Action taken by governments of the rich capitalist countries to reduce their deficits has produced a dangerous accumulation of risks for the world economy, warns the United Nations Conference on Trade and Development.
A fully-fledged recession will hit key advanced economies in 2012, even dashing hopes for what is bizarrely termed “expansionary contraction”. UNCTAD warns: “In today’s highly integrated global economy, the contractionary contagion will affect all countries and … emerging and developing economies need to prepare contingency plans.”
Other end-of-year reports on the prospects for capitalism in 2012 do not make happy reading for the world of government and politics, let alone those operating the crisis-ridden financial system.
According to the European Central Bank’s latest financial stability review, the probability of two large eurozone banks defaulting simultaneously “has been sharper and larger than in the past, pushing this measure of systemic risk to heights not observed since its inception in 2007”.
Having warned on Monday that the eurozone debt crisis could spread to engulf further member states, “creating risks to financial stability that could reverberate around the world”, the ECB has announced emergency, unlimited three-year loans to the major commercial banks
The ECB hopes this will tide them over the holiday period and avert the catastrophic collapse they face in the New Year.

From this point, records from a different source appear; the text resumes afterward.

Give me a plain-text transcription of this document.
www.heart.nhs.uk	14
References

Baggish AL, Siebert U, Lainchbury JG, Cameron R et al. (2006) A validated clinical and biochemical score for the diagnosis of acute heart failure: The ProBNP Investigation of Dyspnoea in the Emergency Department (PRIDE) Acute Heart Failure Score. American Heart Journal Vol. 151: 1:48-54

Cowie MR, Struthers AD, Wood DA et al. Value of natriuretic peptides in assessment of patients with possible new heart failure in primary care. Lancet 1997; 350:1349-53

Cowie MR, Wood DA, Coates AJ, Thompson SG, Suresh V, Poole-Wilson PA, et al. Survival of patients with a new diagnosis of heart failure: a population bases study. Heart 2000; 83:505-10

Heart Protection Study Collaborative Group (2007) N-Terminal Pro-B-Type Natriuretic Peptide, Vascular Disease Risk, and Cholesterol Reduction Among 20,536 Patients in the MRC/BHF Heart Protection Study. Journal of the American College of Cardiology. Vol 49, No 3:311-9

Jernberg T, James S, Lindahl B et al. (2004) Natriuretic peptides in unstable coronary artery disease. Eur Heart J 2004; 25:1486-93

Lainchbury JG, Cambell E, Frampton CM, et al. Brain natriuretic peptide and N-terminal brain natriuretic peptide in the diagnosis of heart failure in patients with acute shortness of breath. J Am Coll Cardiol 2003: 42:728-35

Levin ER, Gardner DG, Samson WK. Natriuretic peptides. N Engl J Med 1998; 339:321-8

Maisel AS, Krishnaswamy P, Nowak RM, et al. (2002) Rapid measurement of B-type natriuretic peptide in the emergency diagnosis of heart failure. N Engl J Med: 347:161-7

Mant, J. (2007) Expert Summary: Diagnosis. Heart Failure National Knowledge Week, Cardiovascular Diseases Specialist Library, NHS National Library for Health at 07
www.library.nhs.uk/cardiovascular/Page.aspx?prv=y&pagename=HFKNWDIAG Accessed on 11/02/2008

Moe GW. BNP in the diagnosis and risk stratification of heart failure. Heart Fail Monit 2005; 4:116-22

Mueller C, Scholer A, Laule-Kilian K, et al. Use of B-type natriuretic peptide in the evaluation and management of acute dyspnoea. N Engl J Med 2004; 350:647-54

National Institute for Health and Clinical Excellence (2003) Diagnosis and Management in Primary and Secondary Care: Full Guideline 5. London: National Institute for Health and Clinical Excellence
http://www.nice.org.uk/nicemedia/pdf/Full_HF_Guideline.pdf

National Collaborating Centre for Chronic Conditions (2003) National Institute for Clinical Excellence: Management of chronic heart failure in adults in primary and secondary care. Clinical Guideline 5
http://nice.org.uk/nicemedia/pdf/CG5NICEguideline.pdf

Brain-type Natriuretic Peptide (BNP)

But where will the money come from? The UK government has failed to stump up its hoped-for contribution to the latest £200 billion eurozone. bail-out fund which is already £50 billion short.
This was despite it being brokered via the International Monetary Fund to make it appear that Britain wasn’t contributing directly to Europe. And this adds to the problems of the biggest US money market funds having cut their lending to European banks to a further record low.
Meanwhile, ratings agency Moody has warned that Cameron’s prized triple-A rating for Britain is under threat from slowing growth, a worsening crisis in Europe, or any hesitation in the Coalition’s assault on living standards
New York economics professor Nouriel Roubini has for years been a front-runner in facing-up to the reality of the crisis. His forecast is for “a perfect storm of a double-dip recession in the US, a disorderly scenario in the eurozone and a hard landing in China” should policymakers continue to avoid “the tough decisions that are required to address their fundamental economic, financial and fiscal problems.”
The trouble is, policymakers aren’t in control of the global meltdown. As a nameless European Commission official quoted in the Financial Times has it: “You kind of always hope that someone, somewhere has a solution. And then one day it sort of dawns on you that no one here does.”
Every action that the governments or central banks take falls short of what would be needed because the social and political consequences are so profound. On the one hand they’re trying to create conditions for a return to growth. On the other hand, they’re obliged to follow the logic of capitalist “creative destruction”. They have to eliminate surplus productive capacity left over from the decades of credit-financed boom – at whatever cost to the billions of ordinary people whose lives are being smashed.
If humanity is to have any kind of decent future, the worldwide protests against the financial system and the effects of austerity must merge with the Arab uprisings and form a global movement of revolutionary people’s assemblies. The aim for 2012 has to be the replacement of the destructive capitalist system of exploitation with a not-for-profit, democratically-controlled system of sustainable production for need.